Tension on chromosomes increases the number of kinetochore microtubules but only within limits.

When chromosomes attach properly to a mitotic spindle, their kinetochores generate force in opposite directions, creating tension. Tension is presumed to increase kinetochore microtubule number, but there has been no direct evidence this is true. We micromanipulated grasshopper spermatocyte chromosomes to test this assumption and found that tension does indeed affect the number of kinetochore microtubules. Releasing tension at kinetochores causes a drop to less than half the original number of kinetochore microtubules. Restoring tension onto these depleted kinetochores restores the microtubules to their original number. However, the effects of tension are limited. Prometaphase kinetochores, when under normal tension from mitotic forces, have about half as many microtubules as they will in late metaphase. We imposed a tension force of 6 x 10(-5) dynes, three times the normal tension, on prometaphase kinetochores.
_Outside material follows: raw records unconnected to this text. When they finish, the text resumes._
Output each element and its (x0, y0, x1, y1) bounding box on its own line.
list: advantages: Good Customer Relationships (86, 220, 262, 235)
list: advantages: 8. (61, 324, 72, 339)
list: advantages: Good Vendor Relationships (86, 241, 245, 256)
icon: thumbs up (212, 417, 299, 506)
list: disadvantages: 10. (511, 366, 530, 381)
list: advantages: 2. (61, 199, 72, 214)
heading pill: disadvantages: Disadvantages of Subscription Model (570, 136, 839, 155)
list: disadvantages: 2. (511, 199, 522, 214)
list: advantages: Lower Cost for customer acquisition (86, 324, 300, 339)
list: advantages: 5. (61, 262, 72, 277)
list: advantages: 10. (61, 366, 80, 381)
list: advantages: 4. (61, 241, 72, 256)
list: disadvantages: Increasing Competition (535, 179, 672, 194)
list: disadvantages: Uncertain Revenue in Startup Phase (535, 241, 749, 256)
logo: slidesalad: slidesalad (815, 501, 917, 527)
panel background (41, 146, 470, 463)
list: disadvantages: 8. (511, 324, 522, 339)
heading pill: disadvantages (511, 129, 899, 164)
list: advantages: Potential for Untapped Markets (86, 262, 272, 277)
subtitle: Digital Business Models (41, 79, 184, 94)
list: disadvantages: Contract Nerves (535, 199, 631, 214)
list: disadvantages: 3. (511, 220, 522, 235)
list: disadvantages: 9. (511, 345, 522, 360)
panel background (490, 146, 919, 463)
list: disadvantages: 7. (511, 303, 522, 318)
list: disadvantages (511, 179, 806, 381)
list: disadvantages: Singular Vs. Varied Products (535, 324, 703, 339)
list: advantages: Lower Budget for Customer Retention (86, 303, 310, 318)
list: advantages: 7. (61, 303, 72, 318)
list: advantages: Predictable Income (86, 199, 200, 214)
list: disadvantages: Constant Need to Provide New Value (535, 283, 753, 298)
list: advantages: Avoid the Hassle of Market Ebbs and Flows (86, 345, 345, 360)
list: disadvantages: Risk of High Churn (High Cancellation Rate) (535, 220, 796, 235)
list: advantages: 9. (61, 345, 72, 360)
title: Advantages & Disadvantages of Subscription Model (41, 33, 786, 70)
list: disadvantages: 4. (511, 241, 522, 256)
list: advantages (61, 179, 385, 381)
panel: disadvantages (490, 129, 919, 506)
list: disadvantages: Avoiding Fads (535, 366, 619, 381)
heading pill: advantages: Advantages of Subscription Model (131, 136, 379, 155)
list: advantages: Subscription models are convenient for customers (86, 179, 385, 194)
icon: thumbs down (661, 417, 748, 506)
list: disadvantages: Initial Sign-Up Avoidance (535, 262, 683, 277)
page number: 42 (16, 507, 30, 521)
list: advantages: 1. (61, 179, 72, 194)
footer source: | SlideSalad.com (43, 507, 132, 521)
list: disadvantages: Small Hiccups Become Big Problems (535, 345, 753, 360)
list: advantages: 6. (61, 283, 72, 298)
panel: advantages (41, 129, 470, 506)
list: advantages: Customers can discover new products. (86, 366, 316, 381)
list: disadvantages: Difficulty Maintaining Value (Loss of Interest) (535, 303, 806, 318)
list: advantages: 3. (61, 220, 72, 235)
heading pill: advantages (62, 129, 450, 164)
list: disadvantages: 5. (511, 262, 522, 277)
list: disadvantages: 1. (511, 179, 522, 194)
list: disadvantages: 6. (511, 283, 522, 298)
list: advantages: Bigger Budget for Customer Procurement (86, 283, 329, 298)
The elevated tension did not drive kinetochore microtubule number above normal prometaphase values. Tension probably increases the number of kinetochore microtubules by slowing their turnover rate. The limited effect of tension at prometaphase kinetochores suggests that they have fewer microtubule binding sites than at late metaphase. The relatively few sites available in prometaphase may be the decisive sites whose binding of microtubules regulates the dynamics of transient kinetochore constituents, including checkpoint components.